Performance & Capacity Practical By Samson Tanimawo, PhD Published Nov 13, 2025 4 min read

Benchmarking Discipline

Reproducible benchmarks.

Setup discipline

Reproducible environment. Same hardware, same OS, same dependency versions, same data. Differences invalidate comparisons.

Warm-up period before measurement. JVM JIT, OS page cache, connection pools. Measure steady-state, not cold-start.

Repeat the test. Single run is noise. Five runs minimum; report mean and standard deviation.

What to measure

Latency percentiles: p50, p95, p99, p99.9. Mean is misleading because tails matter for user experience.

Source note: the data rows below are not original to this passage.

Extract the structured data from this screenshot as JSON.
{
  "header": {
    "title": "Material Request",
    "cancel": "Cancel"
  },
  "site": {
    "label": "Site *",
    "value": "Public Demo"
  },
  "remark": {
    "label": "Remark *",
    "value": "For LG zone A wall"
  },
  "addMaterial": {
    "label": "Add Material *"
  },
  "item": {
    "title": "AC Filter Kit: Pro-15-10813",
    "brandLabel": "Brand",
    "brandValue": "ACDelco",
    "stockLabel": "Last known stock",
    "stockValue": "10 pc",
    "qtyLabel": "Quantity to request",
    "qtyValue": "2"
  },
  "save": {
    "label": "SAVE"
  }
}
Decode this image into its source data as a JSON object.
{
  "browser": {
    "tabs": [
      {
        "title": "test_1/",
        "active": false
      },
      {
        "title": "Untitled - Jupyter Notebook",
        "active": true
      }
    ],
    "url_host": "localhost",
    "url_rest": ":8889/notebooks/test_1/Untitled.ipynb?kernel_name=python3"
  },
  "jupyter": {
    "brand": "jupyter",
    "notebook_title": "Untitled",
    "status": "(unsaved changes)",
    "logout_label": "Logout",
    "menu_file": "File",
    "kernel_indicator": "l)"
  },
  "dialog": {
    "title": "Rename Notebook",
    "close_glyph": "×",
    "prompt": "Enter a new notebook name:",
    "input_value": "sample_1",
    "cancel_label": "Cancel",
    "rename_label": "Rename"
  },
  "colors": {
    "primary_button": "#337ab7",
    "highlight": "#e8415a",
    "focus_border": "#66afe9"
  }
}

Throughput: requests per second sustained over the test window. Not peak; sustained.

Resource utilisation: CPU, memory, IO, network. Helps identify bottlenecks beyond raw latency.

Realistic load patterns

Match production traffic shape. If production is 80% reads / 20% writes, the benchmark must match. Pure-write benchmarks rarely reflect reality.

Burst and steady-state both. Benchmarks running steady miss the burst behaviour where most production issues hide.

Multi-client load. Single-threaded clients miss connection-level effects. Use multiple clients across multiple machines for realism.

Comparing variants

Single variable change between runs. Changing two things at once means you can't attribute the difference.

Same load generator, same test duration, same hardware. Anything different is a confounding variable.

Statistical significance. The difference must exceed the noise floor across runs. A 2% change with 5% standard deviation is noise.

Reporting results

Include configuration. Hardware, software versions, settings. Future readers reproduce only if they have this.

Include load shape. RPS, request size distribution, payload type. The numbers are meaningless without context.

Include caveats. What's not measured. What was hard to control. The honest report builds more trust than the polished one.